Często pan powtarza, że Wasz biznes to jest maraton, a nie sprint, co to oznacza?

To oznacza, że Kruk jako organizacja, w tym ja i cały zarząd, jesteśmy zaprogramowani na długi termin. Dla mnie Kruk to projekt mojego życia. Pracuje tutaj 20 lat i chciałbym pracować jeszcze kolejne 20, w zasadzie do emerytury. Ta firma nie powstała z myślą, żeby ją sprzedać tak jak większość dzisiejszych start-upów. Myśl przewodnia skupia się na budowaniu firmy i dostarczaniu naszym partnerom biznesowym i klientom wartościowych usług, a inwestorom zysków. Mój horyzont zawsze jest wieloletni, do tej pory tak było i będzie dalej. Nie mam zamiaru oddać firmy w inne ręce, wręcz przeciwnie, chętnie zainwestuję w inne podmioty.

Czy prawdą jest opinia, że w tej branży najlepiej kupować portfele w kryzysie, a skupiać się na odzyskach jak gospodarka powraca do wzrostu?

Co do zasady jest to prawda. W związku z tym, że Kruk działa prawie 20 lat to przechodziliśmy zarówno przez fazę kryzysu jak i boomu gospodarczego. Prawdą jest, że w kryzysie gospodarczym, kiedy sektor bankowy ma kłopoty, to podaż wierzytelności bankowych rośnie. Widzieliśmy to w Rumunii swego czasu i w Polsce na początku XXI wieku. Teraz widzimy to we Włoszech. Zawsze kiedy podaż jest duża to można kupić dane aktywa po atrakcyjnej cenie. Jest tylko jeden warunek, że faktycznie kupuje się w kryzysie, a nie łapie się spadający nóż w połowie lotu.
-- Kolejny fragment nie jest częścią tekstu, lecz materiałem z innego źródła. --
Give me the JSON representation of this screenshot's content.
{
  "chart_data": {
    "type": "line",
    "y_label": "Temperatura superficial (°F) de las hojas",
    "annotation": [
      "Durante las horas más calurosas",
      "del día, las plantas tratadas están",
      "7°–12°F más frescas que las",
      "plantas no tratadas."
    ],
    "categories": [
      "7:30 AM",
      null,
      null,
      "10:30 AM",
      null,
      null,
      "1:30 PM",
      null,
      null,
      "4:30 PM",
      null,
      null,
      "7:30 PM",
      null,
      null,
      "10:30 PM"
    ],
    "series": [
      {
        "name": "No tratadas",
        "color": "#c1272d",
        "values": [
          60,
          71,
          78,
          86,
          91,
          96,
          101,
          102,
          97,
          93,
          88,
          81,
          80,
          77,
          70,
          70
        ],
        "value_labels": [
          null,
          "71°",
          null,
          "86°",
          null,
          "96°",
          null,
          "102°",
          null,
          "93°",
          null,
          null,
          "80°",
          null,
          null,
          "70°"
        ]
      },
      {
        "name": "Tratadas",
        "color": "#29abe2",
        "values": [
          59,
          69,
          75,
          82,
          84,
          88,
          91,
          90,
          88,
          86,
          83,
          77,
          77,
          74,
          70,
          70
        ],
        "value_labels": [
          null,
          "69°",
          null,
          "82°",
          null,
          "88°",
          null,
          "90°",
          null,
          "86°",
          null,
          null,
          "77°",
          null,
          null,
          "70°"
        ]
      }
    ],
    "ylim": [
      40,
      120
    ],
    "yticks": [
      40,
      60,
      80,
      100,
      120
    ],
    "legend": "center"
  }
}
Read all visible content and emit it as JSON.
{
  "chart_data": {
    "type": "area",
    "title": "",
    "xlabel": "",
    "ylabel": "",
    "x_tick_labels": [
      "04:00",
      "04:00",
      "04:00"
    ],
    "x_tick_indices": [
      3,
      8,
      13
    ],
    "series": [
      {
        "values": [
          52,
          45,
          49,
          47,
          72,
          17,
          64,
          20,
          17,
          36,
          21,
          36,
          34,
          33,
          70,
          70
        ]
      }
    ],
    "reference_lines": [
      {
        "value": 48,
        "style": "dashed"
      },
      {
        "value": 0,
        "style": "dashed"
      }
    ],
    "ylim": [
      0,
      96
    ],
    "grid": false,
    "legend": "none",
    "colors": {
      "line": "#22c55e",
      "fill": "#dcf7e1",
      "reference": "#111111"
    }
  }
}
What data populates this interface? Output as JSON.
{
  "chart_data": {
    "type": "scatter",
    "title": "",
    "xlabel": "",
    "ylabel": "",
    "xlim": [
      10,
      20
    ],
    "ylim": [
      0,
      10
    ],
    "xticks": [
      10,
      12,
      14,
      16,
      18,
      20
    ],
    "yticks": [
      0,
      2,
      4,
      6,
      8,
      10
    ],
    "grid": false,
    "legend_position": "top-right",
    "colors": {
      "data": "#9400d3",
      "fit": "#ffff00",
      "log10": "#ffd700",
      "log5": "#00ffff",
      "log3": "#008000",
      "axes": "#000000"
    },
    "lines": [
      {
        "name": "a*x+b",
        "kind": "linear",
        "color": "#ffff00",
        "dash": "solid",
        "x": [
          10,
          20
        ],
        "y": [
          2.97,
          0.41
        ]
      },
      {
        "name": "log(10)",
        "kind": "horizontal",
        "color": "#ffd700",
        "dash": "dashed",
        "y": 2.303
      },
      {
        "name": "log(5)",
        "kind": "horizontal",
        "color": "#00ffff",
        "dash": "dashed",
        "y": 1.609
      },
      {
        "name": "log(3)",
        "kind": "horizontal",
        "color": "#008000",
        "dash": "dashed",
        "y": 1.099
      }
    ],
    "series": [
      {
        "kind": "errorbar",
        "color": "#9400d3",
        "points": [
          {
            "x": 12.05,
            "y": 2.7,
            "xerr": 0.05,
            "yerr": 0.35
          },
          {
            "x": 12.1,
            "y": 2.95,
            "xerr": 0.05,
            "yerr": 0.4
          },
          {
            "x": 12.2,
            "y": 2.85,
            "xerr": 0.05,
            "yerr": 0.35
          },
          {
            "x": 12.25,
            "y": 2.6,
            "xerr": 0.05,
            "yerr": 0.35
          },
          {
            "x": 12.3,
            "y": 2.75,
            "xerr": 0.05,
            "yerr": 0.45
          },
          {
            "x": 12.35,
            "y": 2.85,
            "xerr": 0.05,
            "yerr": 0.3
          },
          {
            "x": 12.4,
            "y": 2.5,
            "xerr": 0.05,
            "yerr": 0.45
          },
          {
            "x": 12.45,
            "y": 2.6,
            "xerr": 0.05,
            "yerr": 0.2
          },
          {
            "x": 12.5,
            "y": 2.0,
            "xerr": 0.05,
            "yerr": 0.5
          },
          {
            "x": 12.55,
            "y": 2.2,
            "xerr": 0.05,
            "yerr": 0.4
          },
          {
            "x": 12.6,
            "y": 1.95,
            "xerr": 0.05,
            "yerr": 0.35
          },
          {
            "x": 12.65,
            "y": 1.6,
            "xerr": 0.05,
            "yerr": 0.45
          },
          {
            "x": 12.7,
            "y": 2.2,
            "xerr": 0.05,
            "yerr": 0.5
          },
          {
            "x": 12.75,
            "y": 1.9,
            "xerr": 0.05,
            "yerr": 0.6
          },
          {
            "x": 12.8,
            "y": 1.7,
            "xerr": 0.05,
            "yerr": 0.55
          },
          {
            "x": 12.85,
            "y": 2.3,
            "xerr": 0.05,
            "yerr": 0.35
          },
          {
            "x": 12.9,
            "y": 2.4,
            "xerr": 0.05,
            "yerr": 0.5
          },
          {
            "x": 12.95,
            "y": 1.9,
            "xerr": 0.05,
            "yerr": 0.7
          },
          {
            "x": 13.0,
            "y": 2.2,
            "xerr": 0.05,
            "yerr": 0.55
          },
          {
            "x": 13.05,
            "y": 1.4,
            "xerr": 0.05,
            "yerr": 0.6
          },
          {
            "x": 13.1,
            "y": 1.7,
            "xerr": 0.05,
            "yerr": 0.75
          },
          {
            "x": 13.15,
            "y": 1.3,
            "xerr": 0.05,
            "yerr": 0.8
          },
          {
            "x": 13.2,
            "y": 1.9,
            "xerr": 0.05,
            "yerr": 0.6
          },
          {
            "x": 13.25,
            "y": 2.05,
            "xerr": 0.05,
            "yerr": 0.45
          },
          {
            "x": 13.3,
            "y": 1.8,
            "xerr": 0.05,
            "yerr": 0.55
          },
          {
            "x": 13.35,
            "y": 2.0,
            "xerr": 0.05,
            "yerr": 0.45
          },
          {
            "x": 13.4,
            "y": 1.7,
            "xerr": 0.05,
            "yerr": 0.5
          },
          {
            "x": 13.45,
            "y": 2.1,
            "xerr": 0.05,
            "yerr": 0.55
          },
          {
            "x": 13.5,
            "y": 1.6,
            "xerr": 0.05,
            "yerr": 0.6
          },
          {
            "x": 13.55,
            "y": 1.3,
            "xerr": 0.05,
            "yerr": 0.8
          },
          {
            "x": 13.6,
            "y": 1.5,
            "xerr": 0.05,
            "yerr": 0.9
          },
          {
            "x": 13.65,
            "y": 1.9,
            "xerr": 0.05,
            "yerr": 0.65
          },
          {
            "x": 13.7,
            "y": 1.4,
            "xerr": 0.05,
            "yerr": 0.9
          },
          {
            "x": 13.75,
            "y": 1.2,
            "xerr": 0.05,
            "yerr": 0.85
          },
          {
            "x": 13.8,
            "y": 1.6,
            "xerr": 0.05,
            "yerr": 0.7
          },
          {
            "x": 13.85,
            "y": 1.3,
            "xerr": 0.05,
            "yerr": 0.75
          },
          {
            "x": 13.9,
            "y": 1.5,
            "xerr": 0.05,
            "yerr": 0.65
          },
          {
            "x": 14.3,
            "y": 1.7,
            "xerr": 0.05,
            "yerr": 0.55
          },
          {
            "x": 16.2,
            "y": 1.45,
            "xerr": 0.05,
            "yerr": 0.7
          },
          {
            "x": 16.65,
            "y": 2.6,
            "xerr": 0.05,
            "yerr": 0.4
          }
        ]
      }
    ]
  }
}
Na przykład w Hiszpanii wielu inwestorów kupowało portfele w kryzysie, ale później okazywało się, że nóż dalej spada - kryzys dalej się powiększał. W efekcie kupowali drogo ponieważ do końca kryzysu było jeszcze daleko.

Z tego punktu widzenia wasze wejście do Włoch w czasie kryzysu bankowego w UE wydaje się być dobrym ruchem?

Faktycznie we Włoszech jest bardzo duża podaż portfeli. Sytuacja makro się stabilizuje, co jest dla nas optymistyczną i dobrą wiadomością. W tym roku PKB Włoch ma być dodatnie i ma nastąpić spadek bezrobocia. Ewidentnie kryzys sektora bankowego, w rozumieniu problemów z kapitałami własnymi i wysoki poziom kredytów zagrożonych, powoduje, że występuje bardzo duża podaż. Wierzymy, że we Włoszech będzie dużo biznesu, który pozwoli nam zarabiać pieniądze i jednocześnie być efektywnym.

Jesteście pionierami nie tylko w windykacji polubownej, ale też ekspansji zagranicznej polskiej branży zarządzania wierzytelności. Czym się różni wasza działalność zagranicą?

Naszą filozofia prowadzenia działalności zagranicą jest to, że chcemy budować zawsze drugiego Kruka, nie włoskiego, niemieckiego czy hiszpańskiego tylko drugą firmę pod nadzorem firmy Kruk – firmy matki, gdzie określone procesy, procedury są zachowywane. Nazywamy to trochę takim McKrukiem. [Śmiech] Nie chodzi o to, żeby w każdym innym kraju był inny hamburger tylko taki sam. Oczywiście trzeba dostosować niuanse do przepisów lokalnych, chociaż na poziomie generalnym te przepisy nie różnią się w istotny sposób. Cały nasza strategia polega na tym, żeby przenieść te modele, które odniosły sukces na rynku polskim, czeskim, rumuńskim także na rynki zachodnie i z całą konsekwencją wdrożyć te procesy biznesowe. Jesteśmy przekonani, że przyniesie to oczekiwane efekty.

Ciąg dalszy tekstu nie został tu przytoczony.